1 Attachment(s)
Cauchy Criterion
Exercise 2.6.6. (a) Assume the Nested Interval Property (Theorem 1.4.1) is
true and use a technique similar to the one employed in the proof of the Bolzano– Weierstrass Theorem to give a proof for the Axiom of Completeness. (The reverse implication was given in Chapter 1. This shows that AoC is equivalent to NIP.)
(b) Use the Monotone Convergence Theorem to give a proof of the Nested
Interval Property. (This establishes the equivalence of AoC, NIP, and MCT.)
(c) This time, start with the Bolzano–Weierstrass Theorem and use it to
construct a proof of the Nested Interval Property. (Thus, BW is equivalent to NIP, and hence to AoC and MCT as well.)
(d) Finally, use the Cauchy Criterion to prove the Bolzano–Weierstrass The
orem.
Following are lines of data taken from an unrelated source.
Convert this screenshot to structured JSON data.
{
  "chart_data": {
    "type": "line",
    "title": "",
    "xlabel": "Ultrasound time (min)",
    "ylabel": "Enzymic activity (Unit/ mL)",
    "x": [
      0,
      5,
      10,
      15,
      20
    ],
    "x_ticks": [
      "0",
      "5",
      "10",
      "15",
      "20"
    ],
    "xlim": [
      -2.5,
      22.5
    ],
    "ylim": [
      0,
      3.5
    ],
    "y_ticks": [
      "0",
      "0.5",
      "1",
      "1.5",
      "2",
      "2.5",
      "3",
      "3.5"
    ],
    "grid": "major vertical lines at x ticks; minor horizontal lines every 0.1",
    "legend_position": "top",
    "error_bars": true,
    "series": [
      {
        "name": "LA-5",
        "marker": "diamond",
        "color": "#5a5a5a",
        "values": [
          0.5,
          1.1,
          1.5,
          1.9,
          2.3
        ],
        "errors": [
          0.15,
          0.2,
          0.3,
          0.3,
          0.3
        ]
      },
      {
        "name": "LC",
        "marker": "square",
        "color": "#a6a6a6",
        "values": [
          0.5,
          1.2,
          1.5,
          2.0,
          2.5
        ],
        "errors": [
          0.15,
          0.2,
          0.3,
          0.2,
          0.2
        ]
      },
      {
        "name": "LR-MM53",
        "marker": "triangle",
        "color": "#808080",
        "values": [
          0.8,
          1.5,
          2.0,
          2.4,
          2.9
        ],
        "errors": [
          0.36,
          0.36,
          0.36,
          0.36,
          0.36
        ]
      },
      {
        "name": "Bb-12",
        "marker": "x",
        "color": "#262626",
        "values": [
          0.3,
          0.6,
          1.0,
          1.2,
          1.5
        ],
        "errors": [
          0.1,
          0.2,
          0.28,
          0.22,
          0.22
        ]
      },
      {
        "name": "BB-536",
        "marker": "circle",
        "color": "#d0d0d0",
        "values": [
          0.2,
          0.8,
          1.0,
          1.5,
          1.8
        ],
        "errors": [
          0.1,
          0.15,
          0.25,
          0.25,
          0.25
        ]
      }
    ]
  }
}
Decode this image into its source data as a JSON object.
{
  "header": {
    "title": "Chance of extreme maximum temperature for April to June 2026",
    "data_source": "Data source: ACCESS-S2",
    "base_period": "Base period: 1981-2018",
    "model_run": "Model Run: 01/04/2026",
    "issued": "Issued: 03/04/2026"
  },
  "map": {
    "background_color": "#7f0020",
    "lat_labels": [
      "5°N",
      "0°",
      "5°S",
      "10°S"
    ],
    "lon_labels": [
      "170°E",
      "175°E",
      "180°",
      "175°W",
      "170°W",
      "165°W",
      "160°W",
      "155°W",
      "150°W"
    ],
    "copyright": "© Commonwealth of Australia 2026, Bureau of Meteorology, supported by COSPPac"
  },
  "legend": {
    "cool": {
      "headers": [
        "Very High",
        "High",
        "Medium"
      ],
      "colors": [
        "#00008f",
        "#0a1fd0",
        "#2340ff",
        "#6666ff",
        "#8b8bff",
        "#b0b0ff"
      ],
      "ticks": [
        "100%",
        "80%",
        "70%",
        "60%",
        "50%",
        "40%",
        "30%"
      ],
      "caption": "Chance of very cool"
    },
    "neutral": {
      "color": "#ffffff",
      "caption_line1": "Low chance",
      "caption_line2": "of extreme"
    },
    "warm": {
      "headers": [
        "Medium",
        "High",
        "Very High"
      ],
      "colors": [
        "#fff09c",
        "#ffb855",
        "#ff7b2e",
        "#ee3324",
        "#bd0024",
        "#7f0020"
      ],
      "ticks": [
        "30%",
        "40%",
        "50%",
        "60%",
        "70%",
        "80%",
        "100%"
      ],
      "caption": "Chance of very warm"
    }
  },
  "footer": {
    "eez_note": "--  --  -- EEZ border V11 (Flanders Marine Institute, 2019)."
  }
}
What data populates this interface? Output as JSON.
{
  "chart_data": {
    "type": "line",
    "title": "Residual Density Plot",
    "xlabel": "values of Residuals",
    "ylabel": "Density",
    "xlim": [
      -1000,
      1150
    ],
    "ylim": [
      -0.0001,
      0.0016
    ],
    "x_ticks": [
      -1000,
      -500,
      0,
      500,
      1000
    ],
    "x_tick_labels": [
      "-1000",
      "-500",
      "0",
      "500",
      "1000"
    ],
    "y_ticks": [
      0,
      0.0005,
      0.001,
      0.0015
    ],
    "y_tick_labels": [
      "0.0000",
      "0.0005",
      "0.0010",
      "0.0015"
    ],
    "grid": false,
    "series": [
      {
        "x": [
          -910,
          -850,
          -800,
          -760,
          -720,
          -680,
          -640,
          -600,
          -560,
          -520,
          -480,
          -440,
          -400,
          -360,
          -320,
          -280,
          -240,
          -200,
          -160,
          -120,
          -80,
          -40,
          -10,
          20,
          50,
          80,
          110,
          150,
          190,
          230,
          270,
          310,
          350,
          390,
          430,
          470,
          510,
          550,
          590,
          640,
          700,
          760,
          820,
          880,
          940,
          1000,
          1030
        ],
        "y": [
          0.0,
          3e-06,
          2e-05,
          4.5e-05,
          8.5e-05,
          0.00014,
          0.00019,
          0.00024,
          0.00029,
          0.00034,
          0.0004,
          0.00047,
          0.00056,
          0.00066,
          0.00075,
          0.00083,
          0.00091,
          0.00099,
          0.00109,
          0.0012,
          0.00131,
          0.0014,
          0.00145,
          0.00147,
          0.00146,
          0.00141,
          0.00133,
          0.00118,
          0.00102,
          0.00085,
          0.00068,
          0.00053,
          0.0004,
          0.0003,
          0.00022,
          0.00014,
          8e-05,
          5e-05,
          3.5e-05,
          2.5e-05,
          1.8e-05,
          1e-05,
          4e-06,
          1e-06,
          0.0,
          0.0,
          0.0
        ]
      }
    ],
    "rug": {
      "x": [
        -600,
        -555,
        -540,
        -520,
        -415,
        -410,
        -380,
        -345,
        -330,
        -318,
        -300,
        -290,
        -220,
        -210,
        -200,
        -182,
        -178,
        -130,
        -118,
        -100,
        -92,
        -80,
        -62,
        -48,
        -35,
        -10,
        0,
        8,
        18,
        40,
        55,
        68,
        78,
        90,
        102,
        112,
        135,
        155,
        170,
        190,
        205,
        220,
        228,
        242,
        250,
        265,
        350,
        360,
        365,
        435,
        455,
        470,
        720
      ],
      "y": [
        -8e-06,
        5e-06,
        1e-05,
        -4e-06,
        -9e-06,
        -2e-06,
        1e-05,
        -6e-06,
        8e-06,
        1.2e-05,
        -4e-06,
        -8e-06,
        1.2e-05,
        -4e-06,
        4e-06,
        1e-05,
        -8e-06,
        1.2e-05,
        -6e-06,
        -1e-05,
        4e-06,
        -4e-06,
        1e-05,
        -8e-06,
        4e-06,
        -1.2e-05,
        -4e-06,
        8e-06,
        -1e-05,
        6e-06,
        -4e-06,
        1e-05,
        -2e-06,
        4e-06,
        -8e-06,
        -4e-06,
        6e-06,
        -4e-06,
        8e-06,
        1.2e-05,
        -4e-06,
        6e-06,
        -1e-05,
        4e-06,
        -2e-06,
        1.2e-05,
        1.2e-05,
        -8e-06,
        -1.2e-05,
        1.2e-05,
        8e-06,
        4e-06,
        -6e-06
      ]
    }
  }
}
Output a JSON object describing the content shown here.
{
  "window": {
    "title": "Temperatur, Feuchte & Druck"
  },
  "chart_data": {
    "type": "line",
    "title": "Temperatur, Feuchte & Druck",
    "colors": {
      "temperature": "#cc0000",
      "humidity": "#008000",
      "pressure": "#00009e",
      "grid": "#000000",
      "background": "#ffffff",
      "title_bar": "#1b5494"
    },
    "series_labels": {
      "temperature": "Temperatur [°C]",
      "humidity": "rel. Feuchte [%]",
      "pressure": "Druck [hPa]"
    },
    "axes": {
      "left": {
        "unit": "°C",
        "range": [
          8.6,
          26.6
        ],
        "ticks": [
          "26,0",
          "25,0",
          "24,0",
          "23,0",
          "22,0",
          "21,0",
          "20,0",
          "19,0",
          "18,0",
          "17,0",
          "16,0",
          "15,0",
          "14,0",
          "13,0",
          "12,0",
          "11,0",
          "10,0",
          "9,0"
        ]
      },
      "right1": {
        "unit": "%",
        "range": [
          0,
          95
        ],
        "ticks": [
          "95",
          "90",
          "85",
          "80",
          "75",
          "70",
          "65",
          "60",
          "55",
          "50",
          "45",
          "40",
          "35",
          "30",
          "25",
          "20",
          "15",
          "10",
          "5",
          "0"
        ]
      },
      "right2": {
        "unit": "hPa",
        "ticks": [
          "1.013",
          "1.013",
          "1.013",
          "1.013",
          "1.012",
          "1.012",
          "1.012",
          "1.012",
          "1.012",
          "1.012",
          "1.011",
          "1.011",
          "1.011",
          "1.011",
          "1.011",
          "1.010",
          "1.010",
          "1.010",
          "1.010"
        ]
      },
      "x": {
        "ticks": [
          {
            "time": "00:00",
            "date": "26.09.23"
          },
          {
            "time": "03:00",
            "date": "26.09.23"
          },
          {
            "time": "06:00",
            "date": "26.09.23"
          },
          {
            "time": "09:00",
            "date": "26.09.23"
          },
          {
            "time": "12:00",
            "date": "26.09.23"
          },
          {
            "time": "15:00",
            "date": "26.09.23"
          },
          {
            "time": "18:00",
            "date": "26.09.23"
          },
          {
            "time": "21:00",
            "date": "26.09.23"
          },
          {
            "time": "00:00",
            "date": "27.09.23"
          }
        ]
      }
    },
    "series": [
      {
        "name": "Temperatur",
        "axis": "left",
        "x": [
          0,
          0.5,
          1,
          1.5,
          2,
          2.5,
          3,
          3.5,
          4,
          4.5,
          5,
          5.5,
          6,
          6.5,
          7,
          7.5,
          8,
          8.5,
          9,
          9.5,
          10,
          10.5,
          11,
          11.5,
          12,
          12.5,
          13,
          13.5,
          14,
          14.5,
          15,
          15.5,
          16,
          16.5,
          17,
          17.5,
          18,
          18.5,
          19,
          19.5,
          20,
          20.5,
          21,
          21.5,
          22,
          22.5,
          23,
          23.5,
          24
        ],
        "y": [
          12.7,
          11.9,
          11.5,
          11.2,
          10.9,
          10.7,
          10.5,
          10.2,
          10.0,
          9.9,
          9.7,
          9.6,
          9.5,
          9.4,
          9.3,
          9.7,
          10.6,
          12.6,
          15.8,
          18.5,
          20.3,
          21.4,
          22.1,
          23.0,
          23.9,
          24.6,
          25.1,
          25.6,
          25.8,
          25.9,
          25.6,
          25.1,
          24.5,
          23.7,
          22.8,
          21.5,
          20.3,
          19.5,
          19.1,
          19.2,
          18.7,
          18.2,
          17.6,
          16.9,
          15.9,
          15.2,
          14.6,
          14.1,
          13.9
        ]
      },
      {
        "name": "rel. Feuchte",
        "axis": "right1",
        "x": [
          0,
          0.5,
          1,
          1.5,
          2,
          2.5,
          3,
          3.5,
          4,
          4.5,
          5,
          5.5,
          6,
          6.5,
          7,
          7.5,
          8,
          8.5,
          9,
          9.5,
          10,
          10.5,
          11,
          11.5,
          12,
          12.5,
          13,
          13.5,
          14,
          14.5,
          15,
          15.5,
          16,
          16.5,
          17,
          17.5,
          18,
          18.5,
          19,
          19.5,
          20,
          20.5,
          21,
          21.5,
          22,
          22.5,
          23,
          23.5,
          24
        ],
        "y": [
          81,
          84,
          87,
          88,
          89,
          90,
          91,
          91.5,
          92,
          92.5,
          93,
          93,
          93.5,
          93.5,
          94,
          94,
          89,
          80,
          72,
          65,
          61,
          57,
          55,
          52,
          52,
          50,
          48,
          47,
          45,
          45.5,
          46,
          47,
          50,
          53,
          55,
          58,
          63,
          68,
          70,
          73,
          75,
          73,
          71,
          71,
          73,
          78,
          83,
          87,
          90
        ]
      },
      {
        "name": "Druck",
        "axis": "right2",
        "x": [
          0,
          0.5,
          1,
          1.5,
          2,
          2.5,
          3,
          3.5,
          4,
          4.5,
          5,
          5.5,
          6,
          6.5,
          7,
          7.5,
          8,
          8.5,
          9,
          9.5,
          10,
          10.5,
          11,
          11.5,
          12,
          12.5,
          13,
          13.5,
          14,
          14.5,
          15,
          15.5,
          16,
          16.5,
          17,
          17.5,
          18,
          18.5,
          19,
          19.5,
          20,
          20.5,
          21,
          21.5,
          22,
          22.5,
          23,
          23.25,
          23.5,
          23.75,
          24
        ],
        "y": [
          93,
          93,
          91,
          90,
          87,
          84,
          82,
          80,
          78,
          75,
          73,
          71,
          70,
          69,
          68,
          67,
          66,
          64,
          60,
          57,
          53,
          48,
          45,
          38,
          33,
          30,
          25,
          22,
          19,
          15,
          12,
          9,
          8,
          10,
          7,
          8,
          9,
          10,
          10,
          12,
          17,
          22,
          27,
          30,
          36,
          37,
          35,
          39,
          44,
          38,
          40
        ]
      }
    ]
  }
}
This is the ﬁnal link in the equivalence of the ﬁve characterizations of completeness discussed at the end of Section 2.6.
This is from Stephen Abbott's "Understanding Analysis". I've attached chapter 2 from the book.

What have YOU done on this? What are your ideas?

I worked on this problem for two days and went to my teacher for help, but he said my work was garbage and told me to start over after throwing my paper away. I am not looking for anyone to hand me the answer. I just want someone to help me get started or to point me in the right direction, especially on (c). Any help would be appreciated.

I talked with a different teacher and I think I've got it now.